Weekly Reads: Air, Light, and Human Nature
Practical steps to improve your environment and relationships.
Welcome to this week's reads - three pieces with practical changes you can actually implement this weekend to improve your health and understanding of others 👋
Better air quality is the easiest way not to die
We spend most of our time indoors and in vehicles, where air quality is surprisingly worse than outside. This overlooked problem has solutions we can actually implement.
Here are some numbers: we're indoors 87% of the time, in vehicles 11%, and truly outdoors only 2%. Indoor PM levels consistently exceed outdoor levels, and these tiny particles enter our bloodstream through our lungs, triggering immune responses.
The health impact is severe. Lifelong exposure to 33.3 PM₂.₅ costs one disability-adjusted life year. At 2500 PM₂.₅, you're losing healthy time in real-time. A 2013 study found each 28.5 μg/m³ costs a full year of life.
Simple changes make a difference:
Don't use ultrasonic humidifiers.
Open your windows; ideally all day.
Use range hoods when cooking (frying spike levels to 424 μg/m³, broiling to 1256 μg/m³).
Minimize incense, candles, and hairspray.
Avoid subway systems when possible.
Invest in air purifiers and masks.
Why indoor lighting is hard to get right and how to fix it
Our lighting dramatically affects circadian rhythm, mood and alertness, and sleep quality. Most of us get inadequate light exposure, leaving us feeling tired during the day, alert at night, and struggling with seasonal depression in winter.

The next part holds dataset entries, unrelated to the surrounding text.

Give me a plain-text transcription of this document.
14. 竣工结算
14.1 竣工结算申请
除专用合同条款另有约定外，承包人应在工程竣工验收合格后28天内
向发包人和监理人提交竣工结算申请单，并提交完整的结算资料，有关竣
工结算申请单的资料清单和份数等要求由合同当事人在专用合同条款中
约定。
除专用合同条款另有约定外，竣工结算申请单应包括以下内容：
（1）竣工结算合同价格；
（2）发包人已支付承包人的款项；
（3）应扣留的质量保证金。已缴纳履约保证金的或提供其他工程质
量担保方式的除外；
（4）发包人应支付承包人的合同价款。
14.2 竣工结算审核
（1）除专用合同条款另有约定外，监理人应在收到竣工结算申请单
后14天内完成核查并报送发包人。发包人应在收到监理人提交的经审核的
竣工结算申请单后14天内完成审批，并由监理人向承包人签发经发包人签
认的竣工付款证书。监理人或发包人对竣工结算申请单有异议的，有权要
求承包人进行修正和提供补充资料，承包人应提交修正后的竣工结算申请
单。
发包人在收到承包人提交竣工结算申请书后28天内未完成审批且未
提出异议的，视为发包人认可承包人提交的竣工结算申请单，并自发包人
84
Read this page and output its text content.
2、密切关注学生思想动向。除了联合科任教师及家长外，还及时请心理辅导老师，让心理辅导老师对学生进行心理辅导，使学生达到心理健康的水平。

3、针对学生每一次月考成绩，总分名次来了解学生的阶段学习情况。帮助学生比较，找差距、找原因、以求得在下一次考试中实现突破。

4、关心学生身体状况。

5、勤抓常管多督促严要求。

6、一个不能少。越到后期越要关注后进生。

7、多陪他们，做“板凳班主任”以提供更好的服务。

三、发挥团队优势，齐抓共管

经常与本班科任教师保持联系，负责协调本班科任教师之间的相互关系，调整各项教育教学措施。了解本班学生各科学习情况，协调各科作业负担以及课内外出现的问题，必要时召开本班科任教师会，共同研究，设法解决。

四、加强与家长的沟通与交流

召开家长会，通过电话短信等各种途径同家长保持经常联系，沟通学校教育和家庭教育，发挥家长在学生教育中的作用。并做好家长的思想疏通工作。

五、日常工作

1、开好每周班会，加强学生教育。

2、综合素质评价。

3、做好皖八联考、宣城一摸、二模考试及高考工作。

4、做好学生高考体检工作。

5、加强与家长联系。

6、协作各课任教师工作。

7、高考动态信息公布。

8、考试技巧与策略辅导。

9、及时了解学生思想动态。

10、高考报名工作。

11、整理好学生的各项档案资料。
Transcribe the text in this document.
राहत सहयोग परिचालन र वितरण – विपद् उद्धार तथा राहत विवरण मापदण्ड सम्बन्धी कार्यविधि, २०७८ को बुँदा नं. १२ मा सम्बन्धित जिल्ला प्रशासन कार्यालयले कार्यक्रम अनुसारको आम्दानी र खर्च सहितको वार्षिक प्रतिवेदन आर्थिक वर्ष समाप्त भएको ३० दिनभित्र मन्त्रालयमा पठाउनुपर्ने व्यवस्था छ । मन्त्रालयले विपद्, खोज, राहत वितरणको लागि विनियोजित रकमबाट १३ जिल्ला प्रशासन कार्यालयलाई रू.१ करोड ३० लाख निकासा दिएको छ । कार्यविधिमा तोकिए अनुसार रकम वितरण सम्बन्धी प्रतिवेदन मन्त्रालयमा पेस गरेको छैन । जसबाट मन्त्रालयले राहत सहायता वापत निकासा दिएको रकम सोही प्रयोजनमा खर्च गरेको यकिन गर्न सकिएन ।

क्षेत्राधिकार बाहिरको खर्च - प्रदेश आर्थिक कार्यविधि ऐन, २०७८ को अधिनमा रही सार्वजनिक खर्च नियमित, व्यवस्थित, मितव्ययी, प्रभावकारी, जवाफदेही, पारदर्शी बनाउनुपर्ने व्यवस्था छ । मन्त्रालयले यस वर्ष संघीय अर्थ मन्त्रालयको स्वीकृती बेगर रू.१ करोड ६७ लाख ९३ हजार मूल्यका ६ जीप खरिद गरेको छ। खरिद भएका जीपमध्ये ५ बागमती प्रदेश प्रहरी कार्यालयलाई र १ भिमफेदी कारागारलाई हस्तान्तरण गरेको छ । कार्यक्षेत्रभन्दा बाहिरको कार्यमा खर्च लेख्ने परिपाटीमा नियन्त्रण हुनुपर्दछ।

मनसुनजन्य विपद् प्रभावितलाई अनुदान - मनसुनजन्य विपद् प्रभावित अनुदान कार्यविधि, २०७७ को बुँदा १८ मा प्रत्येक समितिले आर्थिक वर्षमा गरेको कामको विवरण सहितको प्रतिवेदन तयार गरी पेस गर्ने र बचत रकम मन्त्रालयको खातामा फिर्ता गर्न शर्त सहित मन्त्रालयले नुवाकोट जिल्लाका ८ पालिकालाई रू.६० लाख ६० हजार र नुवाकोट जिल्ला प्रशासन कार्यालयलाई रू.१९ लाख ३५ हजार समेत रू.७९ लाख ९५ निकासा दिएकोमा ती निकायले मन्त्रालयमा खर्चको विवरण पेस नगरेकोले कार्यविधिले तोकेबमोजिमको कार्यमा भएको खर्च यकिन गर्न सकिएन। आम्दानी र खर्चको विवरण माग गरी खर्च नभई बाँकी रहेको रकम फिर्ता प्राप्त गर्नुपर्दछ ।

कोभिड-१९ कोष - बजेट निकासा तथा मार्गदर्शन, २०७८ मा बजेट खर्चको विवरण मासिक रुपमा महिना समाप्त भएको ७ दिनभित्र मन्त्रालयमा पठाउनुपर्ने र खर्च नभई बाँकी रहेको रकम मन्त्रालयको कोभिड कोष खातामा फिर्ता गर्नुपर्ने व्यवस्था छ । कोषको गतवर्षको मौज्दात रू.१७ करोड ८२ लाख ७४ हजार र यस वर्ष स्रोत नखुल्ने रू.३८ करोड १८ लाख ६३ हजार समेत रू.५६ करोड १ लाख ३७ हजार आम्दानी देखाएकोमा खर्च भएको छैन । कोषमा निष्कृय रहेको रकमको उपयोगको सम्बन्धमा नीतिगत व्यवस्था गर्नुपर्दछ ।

Natural light runs circles around artificial lighting -- often 5x brighter than indoor lighting, even on cloudy days. Artificial light has major spectral gaps compared to sunlight.
The fix mimics natural light patterns:
Target 1000+ lux across the room while working (bright enough that your computer screen looks dim).
Use 5300-6000K color temperature bulbs with high CRI (95+).
Light your full visual field, not just your desk
Switch to under 3000K lighting around 7pm
Use very dim, warm lights the last hour before bed
Buy recommendations here, here, and here.
People Are Different
We consistently underestimate how differently others think compared to us. This creates chronic misunderstanding because we assume others interpret things the same way we do.
The differences run deep - perception, thinking, feeling, taste. We communicate informally and misunderstand each other more than half the time. Are these differences from self-centered barriers to empathy? From individual backgrounds and experiences? Or inherent differences we can't possibly develop empathy for?
The practical solution isn't perfect empathy - it's making awareness of human differences a constant mental framework. This requires intensive practice until it becomes instinctual. Even when we can't empathize, we can leave room for incomprehensible differences.